Is this thing recording? Good, because I want this on the record. We always used to make fun of the old grey-fur and his battle drills. Did you know he runs strategy games round the clock, even in his spare time? So, we always thought he was a little behind the times, you know? Well–and this is on the record, mind–we were all idiots.
Normally the march between Kass and Garvercity takes 3 days, but in a loaded column with a supply train, the travel time doubles. Feels slower than frozen hydrolube in a dead nuclear battery, if you’ll pardon the expression, ma’am.
While we approached Garver, we knew the Bramble Claw army hadn’t reached it yet from the opposite side, so we became confident, and I want it on the record, on the record, ma’am, that I, Lieutenant Jasper Curveclaws of the 48th, have spent the last four days thanking the Three Houses and Rah himself that Captain Stiller is a stickler for protocol and travel discipline.
First night out, the supply vehicles were ambushed. Eight Stormcats. Four of them came from the right at first, and shot to disable the vehicles. We bunkered down and returned fire, and it became pretty obvious that their hulls were outclassed by the ordnance we were packing. We thought it was easy takings, but at the first shots, Cap–that is, Captain Stiller–was on the comms for emergency air-support.
While the guards focused on the frontal fire, the other four Stormies unexpectedly attacked from the other side, catching the infantry by surprise and devastating the rearguard. Seems they made use of the utility-mech-sized maintenance elevators in the area to travel undetected below us, using the tunnels and wiring down there to disguise their signals. The boys and girls in the back didn’t even get the chance to return fire, and we would have lost them if Cap hadn’t anticipated the move and already maneuvered to close the circle.
That was when the relief squadrons showed up and drove the Stormies back into a fighting retreat. I didn’t see any of that, mind you, but I saw the scout vehicles the next morning. Entire sheets of armor were blown off from repeated cannon fire. If the captain hadn’t made the call early, the train would have been hairballed, right there and then.
Second day, they attacked again. This time, they went after our forward scouts, trying to blind us, but Cap was wise to their tricks, and he’d sent the scouts out in pairs. One of my corporals would have bit the dust that day if his partner hadn’t had her finger on that trigger. We wanted to pursue, but Captain Stiller held us back and kept us moving as a unit.

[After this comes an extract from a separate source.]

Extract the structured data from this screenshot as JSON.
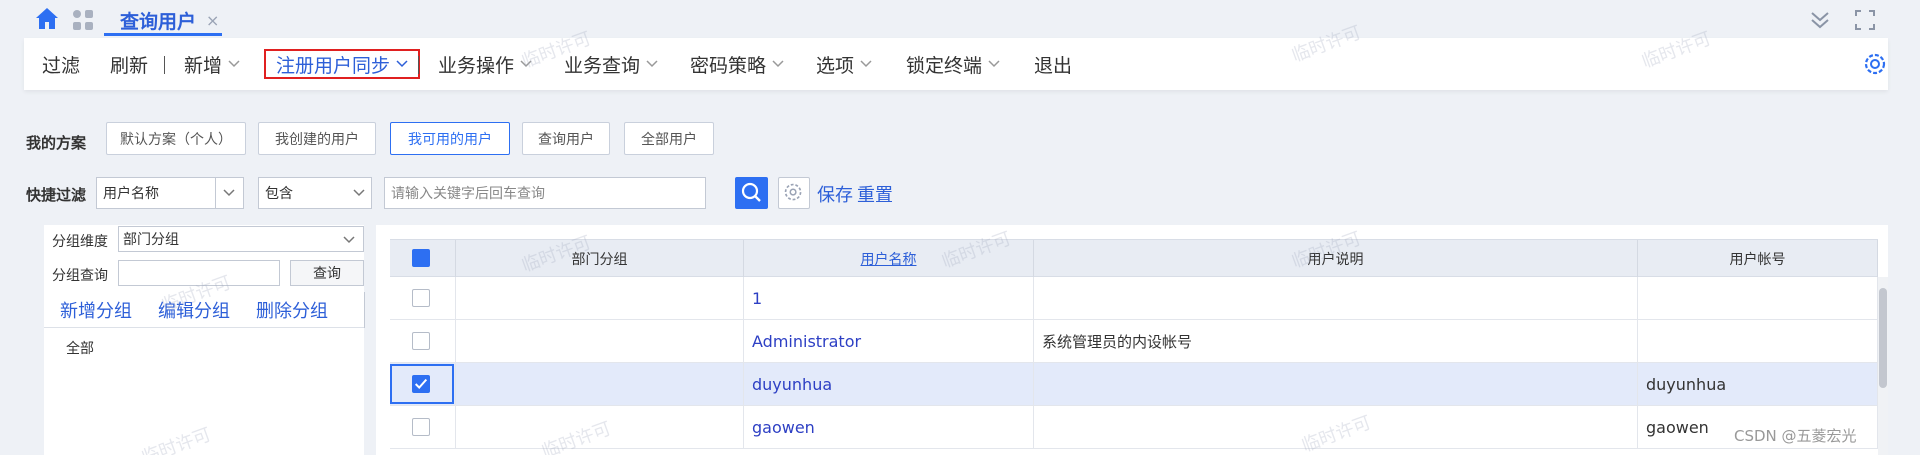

Two days later came the direct assault, and we figured out quick that the Thornies were done with simple skirmishing.
I don’t know how many hours it took us to fight through the horde that descended on us. When we finally crested the last rise and made visual contact with Garvercity, we were completely dumbfounded. The Stormcat mechas had been harassing us, but we knew that in a direct confrontation our Omegamech were more powerful. The consensus was that they diverted most of their mecha to stop us from reaching a defensible position, which would make the siege unwinnable for them, and hope was among the unit that once we were through the force, we’d be home free.